Ms. Keane said that they made a turnaround from in-person to Zoom classes in about 24 hours. “I think one of the key things for us is we obviously followed global news stories, and were aware of… (coronavirus). It didn’t have a name at the time, but we were aware of COVID by the end of January. We had some very serious discussions about how we might handle it. Neither one of us thought that we would have a shutdown, and here we are in December.” Originally, they thought it would be only two weeks before they were back to in-person classes. “We thought it was going to be two weeks, maybe it might last a little bit longer.” said Mr. Keane. “But it just evolved.”

The Keanes worked around the clock in order to ensure their students stayed training. “We slept very little, we studied at nighttime, did tutorials on what the best medium to teach online was, and we investigated all types of software,” Ms. Keane said. “It was very fast paced.” They knew from the start that they would have to be flexible, because nobody knew how long the “shutdown” would last. “I think our team executed it really well.” she added. The staff team at the Academy did a great job at rolling with the punches, as their job went from teaching classes and working with students in person to trying to do the same thing over a video call.

Mr.

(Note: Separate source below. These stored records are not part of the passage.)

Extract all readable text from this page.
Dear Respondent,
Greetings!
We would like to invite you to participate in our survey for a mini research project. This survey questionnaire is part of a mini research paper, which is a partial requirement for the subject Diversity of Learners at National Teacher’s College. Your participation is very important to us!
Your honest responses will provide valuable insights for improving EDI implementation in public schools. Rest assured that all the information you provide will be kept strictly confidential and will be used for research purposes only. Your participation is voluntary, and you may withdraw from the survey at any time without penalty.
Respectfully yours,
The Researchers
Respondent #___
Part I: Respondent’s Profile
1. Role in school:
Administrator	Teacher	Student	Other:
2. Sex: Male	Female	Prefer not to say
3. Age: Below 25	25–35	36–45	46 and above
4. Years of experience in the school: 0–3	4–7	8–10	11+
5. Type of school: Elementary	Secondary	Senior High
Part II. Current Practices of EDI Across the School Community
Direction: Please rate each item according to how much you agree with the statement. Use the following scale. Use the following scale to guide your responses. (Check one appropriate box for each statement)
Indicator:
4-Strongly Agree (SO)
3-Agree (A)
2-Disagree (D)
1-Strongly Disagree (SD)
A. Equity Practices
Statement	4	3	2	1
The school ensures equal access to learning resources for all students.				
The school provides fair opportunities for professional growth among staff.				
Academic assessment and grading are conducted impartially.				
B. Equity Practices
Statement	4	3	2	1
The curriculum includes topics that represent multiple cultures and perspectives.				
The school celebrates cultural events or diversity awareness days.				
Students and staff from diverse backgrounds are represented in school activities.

Keane explained: “We had never used Zoom, and we learned more about it; we figured out the breakout rooms which allowed us to give more individual attention, which was key, and maintaining our students, and then we had the challenge of communicating what we were trying to do during that period.” Students were all over the place. Some were too young to understand what was happening or to focus. One person might be on a phone, but another person would be on a computer. The lack of consistency introduced a lot of challenges. “We lost some people because of that, but then eventually people sort of settled in and it’s now a little bit steadier.” said Mr. Keane.

Originally, the Academy of Traditional Karate was only able to have online classes over Zoom. But through a lot of planning and preparations, eventually they were able to switch to a hybrid model, running both in-person and online classes simultaneously. The hybrid schedule began on Tuesday, July 7. But the in-person classes were vastly different from the way they had them before the COVID-19 pandemic. Now, students were spaced six feet apart, class sizes were limited, and of course, everybody had to wear a mask. No contact was allowed either, which of course is a large part of karate training. But the biggest difference? The classes were now outside, instead of inside the karate dojo. While this wasn’t a large problem during the warmer months, as the weather began to get colder, the Keanes realized they would eventually need to start doing indoor classes.

This is a really stressful time, and people look to the dojo as their haven

— Mr. Todd Keane

Strictly adhering to the COVID guidelines, they were able to develop a way of doing classes indoors. HEPA filters were set up inside the dojo, used to purify the air as an extra level of protection against COVID-19. Of course, students were still spaced out, and spaces squared off with tape were put all over the floor. The space was limiting, as karate requires a lot of movement. It may not have been perfect, but it was the best they could do. The head staff of the Academy make the call at the beginning of the day whether or not to have classes indoors or outdoors. And classes are still run online for students who may not want to come in due to the fear of exposure to the virus.

Hopefully sooner rather than later, classes can return to normal. Ms. Keane had one final comment. “We think in long terms and we think in human terms. So our perspective when we were trying to figure out what’s the best way to help everybody was ‘how do we make it work for everybody as opposed to how do we just make it work for us as a business? How do we help our community?’ This is a really stressful time, and people look to the dojo as their haven. We help people to reduce anxiety, stress, to focus, and we wanted to make sure that didn’t get cut off just because we had to be socially distant.”